Kenya’s food security seems to be worsening by the day. FILE PHOTO | NMG

Is achieving food security for all Kenyans a mirage? Is it really a priority for policymakers, beyond its inclusion in the much hyped Big Four Agenda?

Many wonder if food security is even a realistic national goal at all –given recent political pronouncements on the stump. That food security is a “non-issue” or at the very least is “not” a national emergency.

Some politicians stated that Kenya has “adequate food” in its breadbasket–and the only challenge is moving it around! The Cabinet Secretary for National Treasury and Planning has issued the National Budget Statement for the 2019/2020 financial year, setting out the government’s taxation, spending and funding proposals and policy priorities. Amid the pomp in this annual ritual, lies danger of over-expecting, given weak capacity in aligning annual budgets to national priorities outlined in policy blueprints.

The real question for many Kenyans is how the budget impacts their lives and whether they will have enough food to eat. These in turn depend heavily on agricultural production and the food security situation-which is in dire straits. This nation seems to forget too easily that just a few months ago, media was awash with disturbing images of Kenyans dying of hunger, with an estimated one million facing starvation.

A significant proportion of the population suffers from chronic to acute food shortages at individual and household levels due to a deadly cocktail of food poverty and income poverty.
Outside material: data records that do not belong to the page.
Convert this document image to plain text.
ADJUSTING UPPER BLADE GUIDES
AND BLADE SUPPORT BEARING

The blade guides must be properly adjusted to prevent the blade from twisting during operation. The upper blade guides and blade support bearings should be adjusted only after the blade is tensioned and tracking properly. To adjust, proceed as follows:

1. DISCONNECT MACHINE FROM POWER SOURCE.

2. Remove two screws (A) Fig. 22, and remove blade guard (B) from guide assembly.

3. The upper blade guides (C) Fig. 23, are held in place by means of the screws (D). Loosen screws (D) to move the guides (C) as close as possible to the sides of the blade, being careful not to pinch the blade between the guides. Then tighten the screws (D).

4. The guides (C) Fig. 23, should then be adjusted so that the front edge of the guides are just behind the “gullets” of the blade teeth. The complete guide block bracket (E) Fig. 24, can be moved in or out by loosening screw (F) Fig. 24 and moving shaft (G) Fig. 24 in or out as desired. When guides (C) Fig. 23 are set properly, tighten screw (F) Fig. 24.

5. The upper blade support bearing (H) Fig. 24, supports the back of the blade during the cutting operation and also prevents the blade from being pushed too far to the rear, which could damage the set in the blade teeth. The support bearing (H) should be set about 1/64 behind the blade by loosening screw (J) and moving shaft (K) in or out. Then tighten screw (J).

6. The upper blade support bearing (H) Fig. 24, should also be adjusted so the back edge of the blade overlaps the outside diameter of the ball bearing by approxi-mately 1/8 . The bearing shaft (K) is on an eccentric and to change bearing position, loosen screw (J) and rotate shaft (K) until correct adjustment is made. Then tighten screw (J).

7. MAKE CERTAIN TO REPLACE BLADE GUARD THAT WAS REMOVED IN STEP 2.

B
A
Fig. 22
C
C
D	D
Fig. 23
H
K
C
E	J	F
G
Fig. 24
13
Kenya National Bureau of Statistics estimates that one in every three citizens does not get the minimum daily dietary and caloric requirements.

Kenya’s food security seems to be worsening by the day. In April, the National Drought Management Authority classified the food security situation in 10 counties as “critical”. This could turn into a full-blown national emergency. The prices of Kenya’s staple foods are rising sharply, limiting affordability. Delays in the onset of long rains and forecasts of below-average rainfall will reduce food situation as well as lower food output and yields.

Why do these issues matter? The nation’s precarious food security deserves to be the national government’s top budget priority.

Budget allocations to agriculture and food security in the next financial year are a paltry 3.2 percent of National Government revenues. This is grossly inadequate for a priority sector that is also a pillar in the Big 4 Agenda.

Spending on food security is trending downwards, and has fallen from 3.5 percent of revenues in 2016/2017. Growth in total voted expenditure is also outpacing growth in spending on agriculture and food.

For food security to be a “priority” for government, expenditure on agriculture and food needs to be a significant item in the National Budget and close to the 10 percent Malabo commitment that Kenya signed up for.

We also need to stem the declining share of budget spending on agriculture and food. That poses great risks to the economic wellbeing and stability of the nation and could harm an important sector that contributes 34.6 percent to GDP, directly employs 56 percent of the labour force, and generates 65 per cent of our merchandise goods exports.

The writer is consultant and financial sector specialist.